I also made specific decisions over which of my locational or cultural fieldsites to showcase – where possible and where the arguments could still be communicated well, I substituted many Anglo- and Euro-centric examples with ones from the Global South, in line with my research and personal ethic to promote visibility and representation of equally interesting phenomena happening elsewhere in the world that is often lost in discourses propagated by the popular media.”


The Jakarta Post, 8 April 2019, interviewed by Suci Haryati

“Growing up in Singapore in the late 1980s – an era when the internet was just being rolled out globally – she came across girls her age, or even younger, harnessing the internet to sell second-hand clothes to earn money. Crystal said the Outfit of the Day girls, as they were known, became minor celebrities and monetized their statuses. […]

In Asia, you will see a lot more of these influencers playing with contagious ideas and playing with ideas of shame, as well being more willing to trigger a scandal or some controversy to start a discussion […] There are some push-and-pull in these spectrums, which is full of freedom and constrictions, and it is very easy to shock people or to gain attention on this scale.”


Pacific Standard, 2 March 2016, interviewed by Natalya Savka

“Anthropologist Crystal Abidin is re-defining how we view Internet-famous people—or “influencers,” as she calls them. Many people assume that the people whom she studies are “just being pretty and doing frivolous things on the Internet,” Abidin says. That’s because most of the influencers in question happen to be young women who often blog about fashion and make-up. […]

Abidin chose to research Internet influencers for her Ph.D. at the University of Western Australia because she admires their ability to create intimacy with followers. “I’m so intrigued by how you can get so attached to someone through a screen,” she says. Abidin narrowed her study’s scope to Singapore partly because she grew up there and has followed its influencer industry since 2010.”


Journalisten, 19 December 2015 (in Norwegian), interviewed by Aslaug Olette Klausen

“… I use “physical” and “digital” spaces, rather than online/offline, or on/off the web. This is because influencers in Singapore are unique in connecting with their audiences on social media, and in face-to-face meetings. All to create a feedback loop of commercial intimacy. I also write about how the intimate relationship between the influencer and the follower is commercial, interactive, mutual and open.

I think that influencers and their digital property have high impact and influence in East Asia. They are experts at capturing the attention of the audience with disposable income aged 15–35. Even more important is that they play on the gendered intimacy of being female influencers with female followers. They create feminine ideals that they become role models for, and followers may emulate them through purchasing the products and services that they promote.”

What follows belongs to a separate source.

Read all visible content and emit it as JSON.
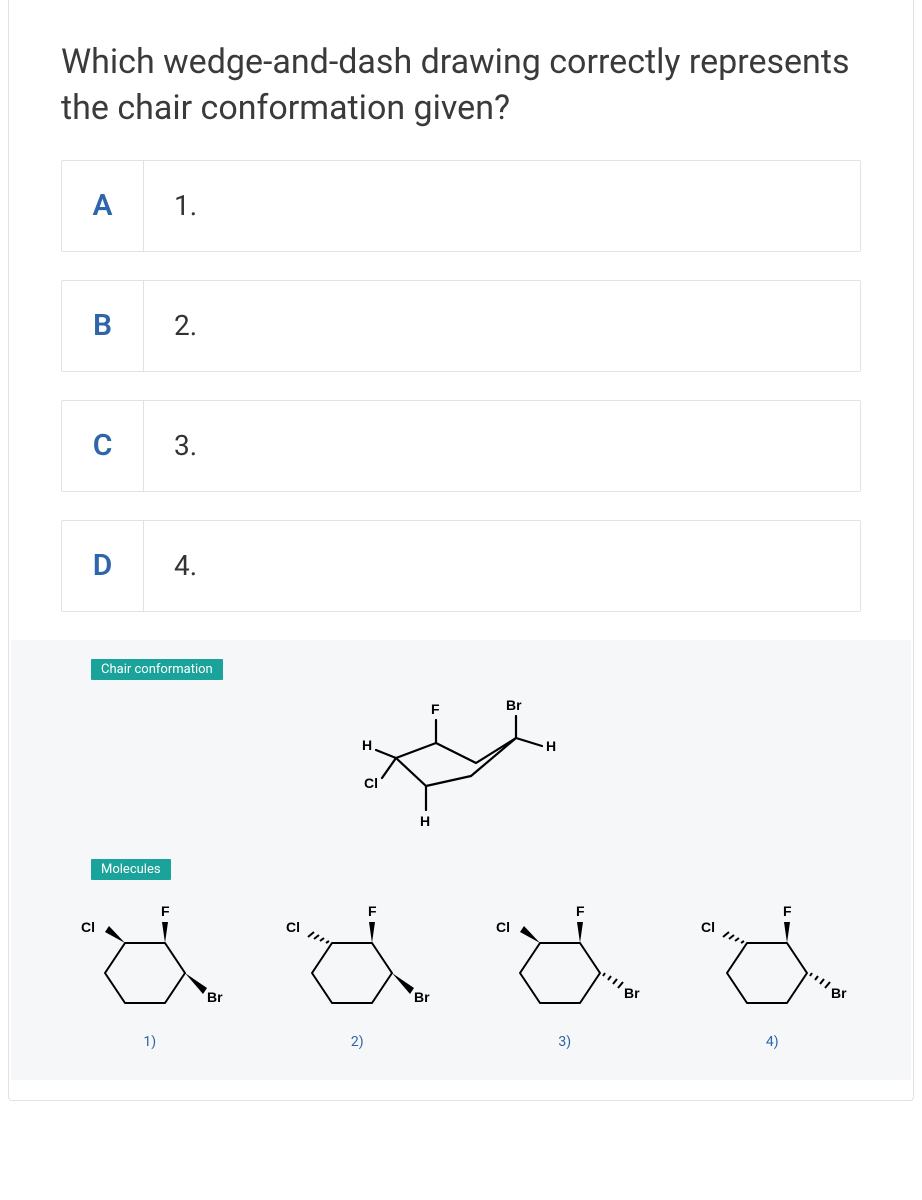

Digital Ethnography Research Centre, June 2015, interviewed by DERC

“Crystal is currently finishing up her thesis on social media influencers in Singapore, specifically looking at how everyday users brand themselves into Internet icons and utilize the portrayals of their daily lives as a canvas for advertorials. Crystal has published on the monetizing of platforms such as blogs and Instagram, young users’ anxiety in the absence of cellphones, strategies for up-keeping battery life, and the sustenance of continued access to WiFi on-the-go.

Crystal has a second research portfolio looking at the experiences of mixed-race youth in Australia and Singapore. A young, mixed race person herself, Crystal has thus far investigated mixed-race peoples’ strategic enactments of racial symbols for homophily, and the process of ‘outing’ or ‘marking’ their more ambivalent ethnicities to others. In the future, Crystal would love to produce an in-depth ethnography on the materiality of homemaking in mixed-race households—that is if she’s not too busy investigating ‘grotesque intimacies’, such as the hyper-visibilization of plastic surgery rituals and injury selfies on social media.”


This page was last updated on 12 April 2026.